Again recently I saw featured on one of our TV stations an acquaintance of mine who had been languishing in the hospital for over two years. When I asked his family why that was the case, they reminded me of how he had treated them when they were children. In his working life he had gambled, womanized and paid his family scant regard, leaving their mother for good when he came into a good deal of money. I had to use every means at my disposal to ensure that he was removed from the hospital and is now “enjoying” a pension.
The point I am making here is that we sometimes bring about our own circumstances, so we should be careful of how we treat others; no not careful, be VERY, VERY careful..

Oliver Hunter
3/9/2010
Given Jesus' reputation for universal problem solving,
if the relatives left her in his care, then they left her in capable hands.
The relatives therefore acted in her best interest, and should be commended.
If Jesus has not lived up to his usual high standards, it is hardly the relatives' fault.
Oliver Hunter
3/9/2010
It would have been more useful in my view, to use these incidents to encourage long term planning for retirement and elderly care.
Any law that mandates adults to house and maintain their parents and grandparents, is a foolish one.

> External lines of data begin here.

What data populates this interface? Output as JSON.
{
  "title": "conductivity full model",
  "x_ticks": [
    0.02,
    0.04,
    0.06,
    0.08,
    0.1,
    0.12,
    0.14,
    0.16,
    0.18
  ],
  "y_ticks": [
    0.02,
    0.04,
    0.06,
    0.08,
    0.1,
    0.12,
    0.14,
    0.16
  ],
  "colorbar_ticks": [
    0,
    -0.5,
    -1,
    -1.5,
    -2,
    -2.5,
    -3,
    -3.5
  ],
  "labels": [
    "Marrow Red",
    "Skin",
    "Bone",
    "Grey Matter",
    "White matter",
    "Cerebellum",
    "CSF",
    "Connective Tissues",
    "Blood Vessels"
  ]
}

The care of parents and grandparents by their children should rest solely on whether these children have the financial and housing capability to do so.

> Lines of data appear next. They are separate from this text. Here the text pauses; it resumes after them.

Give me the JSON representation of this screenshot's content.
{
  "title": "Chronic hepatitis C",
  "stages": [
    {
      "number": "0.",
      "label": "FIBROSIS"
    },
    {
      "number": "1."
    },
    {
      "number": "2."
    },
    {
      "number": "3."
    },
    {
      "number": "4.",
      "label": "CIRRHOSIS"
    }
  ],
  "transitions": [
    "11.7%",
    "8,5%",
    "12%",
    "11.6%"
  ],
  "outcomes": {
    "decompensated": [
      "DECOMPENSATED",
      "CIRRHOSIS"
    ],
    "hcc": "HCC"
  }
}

And more importantly whether they have the wish to take on their care.
To assume that the biological connection automatically links them to their permanent care is to be unrealistic.
And in any case, a key ingredient of care is love.
If you have to force relatives to take care of their aged, then obviously love is lacking.
No amount of court orders can bring that back.
Cee Dubya
3/9/2010
I am not able to, nor do I want to wrap my mind around the kind of thinking that would lead to such a contemptible act. You can’t choose your parents, but, if it came to having another go at it, my siblings and I would enthusiastically choose ours, without batting an eyelid. Space and time limitations would prohibit me to extol their virtues demonstrated in love, care and sound broughtupsy. But, you get the idea.
So, when I bring the readers’ attention to the entirety of Part V Section 10 (1) to (3) of the Maintenance Act (2005), you may be assured that it is simply to complete the context within which you have situated your recommendations. It reads:
“(1) Every person who is not a minor has an obligation, to the extent that the person is capable of doing so, to maintain the person's parents and grandparents who are in need of such maintenance by reason of age, physical or mental infirmity or disability.
(2) In considering the circumstances of a dependant who is a parent or grandparent, the Court shall have regard to whether, by reason of age or infirmity, that dependant is unable to provide for himself or herself.
(3) The obligation of a person under subsection (1) in respect of that person's grandparent only arises in the event of the failure of the grandparent's children to do so owing to death, physical or mental infirmity or disability.”
Whew! You almost frighten me. Anyway, for quick reference: http://www.moj.gov.jm/laws/statutes/Maintenance%20Act.pdf .
If the link isn’t reproduced here, a quick Google search will help.